O parágrafo acrescido, mais do que desnecessário, dá margem a interpretações que não se coadunam com a regra geral estabelecida no enunciadodo art. 39, que não foi revogado.  Liberdade contratual é a regra do resseguro, pois nele não há hipossuficiência dos contratantes. E o artigo 39 da resolução CNSP 168/2007 já previa a possibilidade de participação do ressegurador na regulação do sinistro.

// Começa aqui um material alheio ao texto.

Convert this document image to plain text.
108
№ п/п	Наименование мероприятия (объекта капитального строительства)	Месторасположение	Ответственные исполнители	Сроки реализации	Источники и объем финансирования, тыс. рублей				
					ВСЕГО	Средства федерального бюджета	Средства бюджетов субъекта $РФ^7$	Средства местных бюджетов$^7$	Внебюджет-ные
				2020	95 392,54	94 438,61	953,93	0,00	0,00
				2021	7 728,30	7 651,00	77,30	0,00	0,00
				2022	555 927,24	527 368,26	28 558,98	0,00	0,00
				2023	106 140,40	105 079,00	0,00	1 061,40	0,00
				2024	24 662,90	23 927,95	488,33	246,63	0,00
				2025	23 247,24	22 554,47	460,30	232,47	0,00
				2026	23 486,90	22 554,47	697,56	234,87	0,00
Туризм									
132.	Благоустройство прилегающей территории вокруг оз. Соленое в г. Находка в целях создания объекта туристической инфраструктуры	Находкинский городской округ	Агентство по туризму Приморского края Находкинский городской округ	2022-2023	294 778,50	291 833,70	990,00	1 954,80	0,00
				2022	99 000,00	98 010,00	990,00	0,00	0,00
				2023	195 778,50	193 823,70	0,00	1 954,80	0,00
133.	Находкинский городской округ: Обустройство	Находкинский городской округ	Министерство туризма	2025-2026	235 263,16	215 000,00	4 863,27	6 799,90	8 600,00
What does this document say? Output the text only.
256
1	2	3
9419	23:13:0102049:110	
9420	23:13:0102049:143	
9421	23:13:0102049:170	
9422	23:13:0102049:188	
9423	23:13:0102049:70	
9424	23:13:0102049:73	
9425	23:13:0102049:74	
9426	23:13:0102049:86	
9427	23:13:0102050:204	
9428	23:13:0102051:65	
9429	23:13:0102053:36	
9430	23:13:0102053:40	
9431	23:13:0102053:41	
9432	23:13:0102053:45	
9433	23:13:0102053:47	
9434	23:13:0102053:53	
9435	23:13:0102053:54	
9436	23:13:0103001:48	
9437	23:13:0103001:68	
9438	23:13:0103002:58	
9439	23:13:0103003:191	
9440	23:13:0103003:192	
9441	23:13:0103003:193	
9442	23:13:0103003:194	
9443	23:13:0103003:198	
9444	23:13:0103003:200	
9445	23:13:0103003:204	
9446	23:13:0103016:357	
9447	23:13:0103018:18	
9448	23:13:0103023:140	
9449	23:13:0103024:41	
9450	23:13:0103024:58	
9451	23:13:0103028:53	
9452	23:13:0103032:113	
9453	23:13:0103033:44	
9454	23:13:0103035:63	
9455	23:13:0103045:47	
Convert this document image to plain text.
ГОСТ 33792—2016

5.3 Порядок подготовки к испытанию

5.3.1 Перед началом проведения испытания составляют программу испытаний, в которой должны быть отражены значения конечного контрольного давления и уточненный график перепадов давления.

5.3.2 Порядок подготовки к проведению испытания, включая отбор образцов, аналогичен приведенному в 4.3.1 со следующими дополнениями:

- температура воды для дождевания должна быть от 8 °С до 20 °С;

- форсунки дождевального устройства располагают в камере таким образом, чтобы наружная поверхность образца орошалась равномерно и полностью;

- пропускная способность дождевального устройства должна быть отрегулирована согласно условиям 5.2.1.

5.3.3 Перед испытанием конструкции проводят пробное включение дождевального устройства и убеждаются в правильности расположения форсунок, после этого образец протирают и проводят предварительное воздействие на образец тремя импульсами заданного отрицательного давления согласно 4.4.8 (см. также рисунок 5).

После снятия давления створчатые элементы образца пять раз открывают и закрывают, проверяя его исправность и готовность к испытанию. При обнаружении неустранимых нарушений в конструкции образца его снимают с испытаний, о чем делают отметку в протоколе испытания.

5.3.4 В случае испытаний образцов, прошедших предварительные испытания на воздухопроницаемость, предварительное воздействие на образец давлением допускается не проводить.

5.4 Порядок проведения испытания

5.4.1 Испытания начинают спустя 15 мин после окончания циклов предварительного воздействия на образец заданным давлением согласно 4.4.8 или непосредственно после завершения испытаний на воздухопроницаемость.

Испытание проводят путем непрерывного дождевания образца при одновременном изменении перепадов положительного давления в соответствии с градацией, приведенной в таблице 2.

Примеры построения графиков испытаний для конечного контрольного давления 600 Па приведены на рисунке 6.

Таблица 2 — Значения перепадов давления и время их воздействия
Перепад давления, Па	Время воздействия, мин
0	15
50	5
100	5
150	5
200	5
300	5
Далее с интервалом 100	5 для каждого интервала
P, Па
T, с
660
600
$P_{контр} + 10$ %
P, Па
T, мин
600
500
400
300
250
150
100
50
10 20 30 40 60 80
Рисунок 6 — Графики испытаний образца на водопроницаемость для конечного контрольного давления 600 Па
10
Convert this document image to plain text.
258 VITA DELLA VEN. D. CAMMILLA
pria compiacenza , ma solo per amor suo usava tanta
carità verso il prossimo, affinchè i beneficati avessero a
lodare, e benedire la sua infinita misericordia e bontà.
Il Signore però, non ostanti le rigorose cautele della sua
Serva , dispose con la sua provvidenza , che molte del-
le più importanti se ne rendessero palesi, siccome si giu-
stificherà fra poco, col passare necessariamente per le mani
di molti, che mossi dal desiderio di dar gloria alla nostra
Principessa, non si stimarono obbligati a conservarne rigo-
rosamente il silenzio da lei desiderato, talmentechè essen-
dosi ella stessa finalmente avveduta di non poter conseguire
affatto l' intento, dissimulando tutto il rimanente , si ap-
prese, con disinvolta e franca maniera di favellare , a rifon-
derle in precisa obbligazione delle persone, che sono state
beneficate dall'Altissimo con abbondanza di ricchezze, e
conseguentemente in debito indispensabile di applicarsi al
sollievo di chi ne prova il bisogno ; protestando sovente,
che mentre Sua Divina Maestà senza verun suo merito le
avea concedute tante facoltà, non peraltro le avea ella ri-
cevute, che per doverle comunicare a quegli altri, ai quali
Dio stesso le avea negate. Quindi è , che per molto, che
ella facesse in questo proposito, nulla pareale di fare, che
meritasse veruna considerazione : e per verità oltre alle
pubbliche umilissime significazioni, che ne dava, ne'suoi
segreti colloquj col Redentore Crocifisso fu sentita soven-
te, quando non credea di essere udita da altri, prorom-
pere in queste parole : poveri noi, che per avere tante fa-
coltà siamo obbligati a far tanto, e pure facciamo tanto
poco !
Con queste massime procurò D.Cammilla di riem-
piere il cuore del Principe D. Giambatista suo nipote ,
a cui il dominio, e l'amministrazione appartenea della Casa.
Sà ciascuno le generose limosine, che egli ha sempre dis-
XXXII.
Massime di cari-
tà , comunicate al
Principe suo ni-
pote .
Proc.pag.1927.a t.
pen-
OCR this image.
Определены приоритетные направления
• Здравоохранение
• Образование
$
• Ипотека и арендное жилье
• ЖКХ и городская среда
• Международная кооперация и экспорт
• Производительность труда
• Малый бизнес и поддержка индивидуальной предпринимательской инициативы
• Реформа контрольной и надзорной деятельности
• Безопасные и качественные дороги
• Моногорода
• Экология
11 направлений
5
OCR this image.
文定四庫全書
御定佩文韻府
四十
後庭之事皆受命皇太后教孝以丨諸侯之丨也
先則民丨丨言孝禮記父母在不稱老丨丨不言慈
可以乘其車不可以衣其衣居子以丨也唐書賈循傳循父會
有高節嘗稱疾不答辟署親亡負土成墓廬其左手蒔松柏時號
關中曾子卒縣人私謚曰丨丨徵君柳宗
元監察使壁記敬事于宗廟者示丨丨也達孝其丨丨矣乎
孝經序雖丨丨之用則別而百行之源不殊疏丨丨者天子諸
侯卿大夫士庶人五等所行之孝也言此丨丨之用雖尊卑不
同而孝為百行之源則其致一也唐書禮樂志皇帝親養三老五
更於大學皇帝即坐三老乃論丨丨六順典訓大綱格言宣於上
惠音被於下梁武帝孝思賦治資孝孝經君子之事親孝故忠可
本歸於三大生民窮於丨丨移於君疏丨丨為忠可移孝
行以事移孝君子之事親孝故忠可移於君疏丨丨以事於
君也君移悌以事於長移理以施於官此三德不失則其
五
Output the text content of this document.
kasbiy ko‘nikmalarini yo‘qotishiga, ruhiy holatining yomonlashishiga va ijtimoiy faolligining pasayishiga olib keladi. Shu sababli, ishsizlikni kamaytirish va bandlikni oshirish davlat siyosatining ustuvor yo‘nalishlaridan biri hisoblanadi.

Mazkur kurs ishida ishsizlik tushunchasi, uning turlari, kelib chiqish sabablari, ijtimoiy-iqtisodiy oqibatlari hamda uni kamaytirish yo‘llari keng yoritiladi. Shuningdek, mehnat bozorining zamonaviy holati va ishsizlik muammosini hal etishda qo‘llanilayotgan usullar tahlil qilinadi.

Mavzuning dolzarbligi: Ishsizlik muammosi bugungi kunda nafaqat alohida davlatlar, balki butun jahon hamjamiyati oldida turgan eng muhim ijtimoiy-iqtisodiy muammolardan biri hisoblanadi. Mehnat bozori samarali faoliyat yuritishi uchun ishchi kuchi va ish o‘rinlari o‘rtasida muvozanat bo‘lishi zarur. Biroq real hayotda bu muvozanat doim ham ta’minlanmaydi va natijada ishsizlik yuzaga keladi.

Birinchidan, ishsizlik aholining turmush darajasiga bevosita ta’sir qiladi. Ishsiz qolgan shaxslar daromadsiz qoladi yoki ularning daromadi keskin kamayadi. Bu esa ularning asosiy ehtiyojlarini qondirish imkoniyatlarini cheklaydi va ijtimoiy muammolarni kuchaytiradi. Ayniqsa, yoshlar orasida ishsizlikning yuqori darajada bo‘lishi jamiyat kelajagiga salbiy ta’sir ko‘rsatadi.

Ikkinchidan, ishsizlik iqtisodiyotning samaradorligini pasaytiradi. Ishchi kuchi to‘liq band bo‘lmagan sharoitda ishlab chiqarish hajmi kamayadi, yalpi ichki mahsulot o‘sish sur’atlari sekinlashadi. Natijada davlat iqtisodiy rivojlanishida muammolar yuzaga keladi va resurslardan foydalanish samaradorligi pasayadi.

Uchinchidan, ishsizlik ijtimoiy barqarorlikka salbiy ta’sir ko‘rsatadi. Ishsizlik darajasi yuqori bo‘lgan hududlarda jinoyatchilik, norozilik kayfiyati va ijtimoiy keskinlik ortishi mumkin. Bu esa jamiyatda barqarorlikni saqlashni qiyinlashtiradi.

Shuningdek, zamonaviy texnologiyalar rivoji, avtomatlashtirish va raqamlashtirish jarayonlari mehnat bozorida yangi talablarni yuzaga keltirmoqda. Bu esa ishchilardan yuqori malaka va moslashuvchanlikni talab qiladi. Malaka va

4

Não há, assim, razão aparente para uma suposta necessidade de disciplinar a participação do ressegurador local na regulação do sinistro. Mas, com a nova redação do artigo, é possível interpretar que há uma restrição para a inserção de cláusula de controle de sinistro, quando o ressegurador local não detiver maior cota de participação proporcional no risco. Trata-se, todavia, de uma contradição com a regra estabelecida no enunciado, ou seja, de que é livre o acordo sobre a participação do ressegurador na regulação de sinistros, independentemente de ser local, admitido ou eventual, ou ainda do percentual de cessão de resseguro. Ademais, não há sentido criar uma restrição apenas para o ressegurador local, permanecendo a regra geral para os demais resseguradores.

Portanto, a solução é encarar a inserção do parágrafo como produção normativa atípica e supérflua, que não tem o condão de modificar a regra estabelecida no enunciado. Por vezes a função regulatória do Estado diz menos do que deveria, e por outras, mais do que o necessário.


Marcia Cicarelli Barbosa de Oliveira

Advogada Sócia da JBO Advocacia e Diretora de Cátedras da Academia Nacional de Seguros e Previdência.